La situation acridienne au 18 février 2026
En provenance de Mauritanie, les criquets pèlerins présentaient des phases solitaires entre décembre 2025 et mi-janvier 2026. Cependant, les précipitations enregistrées au Maroc, y compris au Sahara, ont créé des conditions optimales de développement, favorisant la résurgence des criquets.
En janvier 2026, 396 zones d'ailés et 262 zones larvaires ont été identifiées dans les trois régions sud du Maroc. En février 2026, ce chiffre est passé à 213 zones d’ailés en groupes et 59 zones larvaires. La diminution du nombre de zones larvaires démontre l'efficacité des opérations de lutte qui empêchent à ce jour l'évolution des criquets vers la phase grégaire (synonyme de comportement ravageur des criquets).
Géographiquement, le développement des larves se situe principalement dans la région de Gueltat Zemmour et entre Boujdour et Dakhla. Quant aux ailés, ils se limitent au Nord, aux environs de Tan-Tan, et s’approchent davantage de la ville de Guelmim.
Ces dernières semaines, le Centre national de lutte antiacridienne (CNLA) a renforcé ses opérations, ciblant l’ensemble des concentrations de criquets pèlerins, notamment :
- entre Boujdour et Dakhla : où s'opèrent des mues imaginales au sein des groupes larvaires ;
- entre Gueltat Zemmour et Bir Anzarane : où se développent des groupes de larves ainsi que des ailés en maturation ;
- au sud de Laâyoune : où existent des groupes d’ailés ;
- entre Tarfaya et Guelmim : où évoluent des ailés adultes en groupes, se dirigeant vers le nord en direction de Sidi Ifni.
Les raisons de cette vague récente de criquets pèlerins
Après des pluies exceptionnelles au Sahara, le dessèchement de la végétation pousse les ailés solitaires à se concentrer et à former des groupes. Ce processus s'accompagne d'un changement de comportement et de couleur.
Le sud du Maroc représente une zone de reproduction hiverno-printanière et de migration. Historiquement, la région du Sahara n'a jamais constitué un site de grégarisation réelle à l'encontre du Sud-Est marocain et de l'Oriental.

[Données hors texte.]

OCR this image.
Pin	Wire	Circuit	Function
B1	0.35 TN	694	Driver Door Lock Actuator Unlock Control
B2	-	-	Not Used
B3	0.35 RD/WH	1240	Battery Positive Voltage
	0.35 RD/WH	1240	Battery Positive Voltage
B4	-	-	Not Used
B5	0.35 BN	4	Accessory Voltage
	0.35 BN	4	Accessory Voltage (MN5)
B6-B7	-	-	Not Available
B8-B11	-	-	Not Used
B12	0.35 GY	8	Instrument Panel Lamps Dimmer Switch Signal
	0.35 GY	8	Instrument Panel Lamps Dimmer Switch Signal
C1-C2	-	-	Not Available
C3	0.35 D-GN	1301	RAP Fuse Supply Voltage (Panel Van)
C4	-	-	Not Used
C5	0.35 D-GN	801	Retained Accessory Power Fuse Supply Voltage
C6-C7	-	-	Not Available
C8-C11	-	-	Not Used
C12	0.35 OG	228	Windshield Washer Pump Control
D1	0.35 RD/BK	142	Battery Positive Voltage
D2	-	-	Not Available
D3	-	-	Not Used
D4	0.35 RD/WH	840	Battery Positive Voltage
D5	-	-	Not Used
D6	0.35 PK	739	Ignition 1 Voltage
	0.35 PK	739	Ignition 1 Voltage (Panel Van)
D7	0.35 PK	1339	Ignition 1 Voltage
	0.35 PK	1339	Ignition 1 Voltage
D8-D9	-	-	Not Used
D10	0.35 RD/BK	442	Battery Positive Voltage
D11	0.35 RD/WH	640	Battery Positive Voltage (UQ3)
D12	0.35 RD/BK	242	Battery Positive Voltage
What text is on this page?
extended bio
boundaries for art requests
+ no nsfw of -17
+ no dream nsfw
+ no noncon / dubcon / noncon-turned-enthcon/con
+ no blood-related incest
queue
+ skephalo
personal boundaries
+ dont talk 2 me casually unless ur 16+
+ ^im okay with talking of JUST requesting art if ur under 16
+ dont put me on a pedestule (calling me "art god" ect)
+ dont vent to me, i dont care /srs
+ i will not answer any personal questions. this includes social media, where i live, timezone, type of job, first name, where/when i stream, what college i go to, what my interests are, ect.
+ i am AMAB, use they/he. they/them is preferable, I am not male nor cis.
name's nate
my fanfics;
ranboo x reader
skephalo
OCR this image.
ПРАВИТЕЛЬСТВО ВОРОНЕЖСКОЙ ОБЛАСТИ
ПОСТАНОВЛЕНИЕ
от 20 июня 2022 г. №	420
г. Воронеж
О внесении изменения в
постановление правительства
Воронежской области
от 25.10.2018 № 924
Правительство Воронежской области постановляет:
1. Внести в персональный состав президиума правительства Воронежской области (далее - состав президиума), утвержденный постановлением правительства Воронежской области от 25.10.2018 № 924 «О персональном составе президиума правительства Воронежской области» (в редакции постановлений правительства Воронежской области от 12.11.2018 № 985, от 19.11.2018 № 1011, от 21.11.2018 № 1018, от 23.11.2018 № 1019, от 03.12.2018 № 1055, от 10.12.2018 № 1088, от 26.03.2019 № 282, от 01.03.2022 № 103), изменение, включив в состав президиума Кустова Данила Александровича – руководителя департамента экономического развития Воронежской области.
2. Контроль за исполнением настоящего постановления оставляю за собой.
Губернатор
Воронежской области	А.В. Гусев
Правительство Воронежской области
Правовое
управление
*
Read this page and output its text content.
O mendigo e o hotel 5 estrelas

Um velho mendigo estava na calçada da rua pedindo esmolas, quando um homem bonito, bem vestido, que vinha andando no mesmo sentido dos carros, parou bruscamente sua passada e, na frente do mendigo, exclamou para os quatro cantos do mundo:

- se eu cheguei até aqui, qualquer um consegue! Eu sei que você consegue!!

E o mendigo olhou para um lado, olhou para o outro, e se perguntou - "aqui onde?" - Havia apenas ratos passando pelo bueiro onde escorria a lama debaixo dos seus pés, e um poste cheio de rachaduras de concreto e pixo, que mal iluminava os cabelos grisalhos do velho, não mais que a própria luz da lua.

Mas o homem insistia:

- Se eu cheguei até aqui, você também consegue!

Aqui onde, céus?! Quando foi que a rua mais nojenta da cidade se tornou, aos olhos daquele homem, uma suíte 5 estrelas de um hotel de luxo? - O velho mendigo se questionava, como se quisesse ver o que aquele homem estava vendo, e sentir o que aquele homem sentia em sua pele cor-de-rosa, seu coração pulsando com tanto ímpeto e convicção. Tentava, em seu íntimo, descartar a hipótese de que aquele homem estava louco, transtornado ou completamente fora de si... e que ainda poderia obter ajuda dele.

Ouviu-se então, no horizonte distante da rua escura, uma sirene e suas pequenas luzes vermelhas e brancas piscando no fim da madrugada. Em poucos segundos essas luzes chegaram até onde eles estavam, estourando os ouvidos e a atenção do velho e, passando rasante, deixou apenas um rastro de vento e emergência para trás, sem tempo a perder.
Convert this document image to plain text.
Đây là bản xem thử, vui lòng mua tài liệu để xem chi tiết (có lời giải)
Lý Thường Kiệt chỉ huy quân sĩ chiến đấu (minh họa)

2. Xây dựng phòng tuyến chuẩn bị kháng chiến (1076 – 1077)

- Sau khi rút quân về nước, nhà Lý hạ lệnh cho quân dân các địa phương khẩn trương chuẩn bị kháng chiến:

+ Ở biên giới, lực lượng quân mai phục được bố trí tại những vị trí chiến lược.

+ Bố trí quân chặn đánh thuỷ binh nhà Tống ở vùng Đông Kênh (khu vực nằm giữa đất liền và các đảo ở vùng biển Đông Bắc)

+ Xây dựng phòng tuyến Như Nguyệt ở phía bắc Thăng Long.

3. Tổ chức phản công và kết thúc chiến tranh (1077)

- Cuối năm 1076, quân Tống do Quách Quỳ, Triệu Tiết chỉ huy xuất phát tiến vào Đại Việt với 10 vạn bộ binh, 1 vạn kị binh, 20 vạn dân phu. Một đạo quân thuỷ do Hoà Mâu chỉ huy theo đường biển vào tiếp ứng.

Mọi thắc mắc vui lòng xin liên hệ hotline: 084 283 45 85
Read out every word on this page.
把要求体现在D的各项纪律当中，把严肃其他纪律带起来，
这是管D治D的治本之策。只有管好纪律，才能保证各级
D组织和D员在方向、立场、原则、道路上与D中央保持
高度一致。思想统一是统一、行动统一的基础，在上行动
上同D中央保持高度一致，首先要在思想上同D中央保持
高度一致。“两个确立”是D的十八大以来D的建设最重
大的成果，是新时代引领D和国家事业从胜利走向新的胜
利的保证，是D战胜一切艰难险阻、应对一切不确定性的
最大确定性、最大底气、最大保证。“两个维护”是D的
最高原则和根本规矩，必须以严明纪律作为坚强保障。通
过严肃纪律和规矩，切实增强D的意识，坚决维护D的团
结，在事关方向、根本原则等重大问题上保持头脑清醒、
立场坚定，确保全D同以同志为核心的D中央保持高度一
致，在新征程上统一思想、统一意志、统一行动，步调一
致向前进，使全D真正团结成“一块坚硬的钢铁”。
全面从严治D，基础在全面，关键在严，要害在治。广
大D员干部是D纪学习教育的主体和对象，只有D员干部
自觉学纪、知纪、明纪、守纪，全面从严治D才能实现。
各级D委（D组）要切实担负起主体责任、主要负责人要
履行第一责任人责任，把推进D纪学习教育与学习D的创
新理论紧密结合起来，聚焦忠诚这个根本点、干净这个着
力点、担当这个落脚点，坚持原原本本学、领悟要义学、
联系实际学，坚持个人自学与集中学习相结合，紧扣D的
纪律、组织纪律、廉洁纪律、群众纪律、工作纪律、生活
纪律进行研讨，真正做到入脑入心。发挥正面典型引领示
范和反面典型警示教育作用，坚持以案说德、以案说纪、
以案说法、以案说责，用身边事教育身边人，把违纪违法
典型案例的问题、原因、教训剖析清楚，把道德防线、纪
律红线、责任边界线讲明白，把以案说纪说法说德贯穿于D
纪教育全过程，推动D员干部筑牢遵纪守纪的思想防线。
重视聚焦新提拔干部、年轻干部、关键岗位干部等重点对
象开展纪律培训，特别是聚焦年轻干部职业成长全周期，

À ce jour, le Maroc n'abrite aucune zone d'essaims (synonyme de grégarisation, c. à d. le passage à une forme ravageuse) et l'évolution future devrait potentiellement dépendre de celle observée en Mauritanie.
La dernière invasion de criquets pèlerins au Maroc, survenue entre 2003 et 2005, a été marquée par l'arrivée d'essaims en provenance de la Mauritanie et du Sénégal, et le Maroc a traité 5 millions d'hectares pour contrer cet événement, grâce à une intervention aérienne décisive.
Le Maroc dispose d'un plan d'intervention pour la lutte antiacridienne, déjà établi et prêt à être mis en œuvre en cas de recrudescence. En période de crise, la coordination passe du CNLA à un poste de commandement central (PCC) interministériel situé à Rabat. Ce PCC est appuyé par 13 postes de coordination régionaux (PCR) répartis le long de trois lignes de défense. La première ligne de défense, située à la frontière au sud et au sud-est du pays, dispose de 7 postes de coordination régionaux, soutenus par les directions régionales et provinciales de l'Agriculture.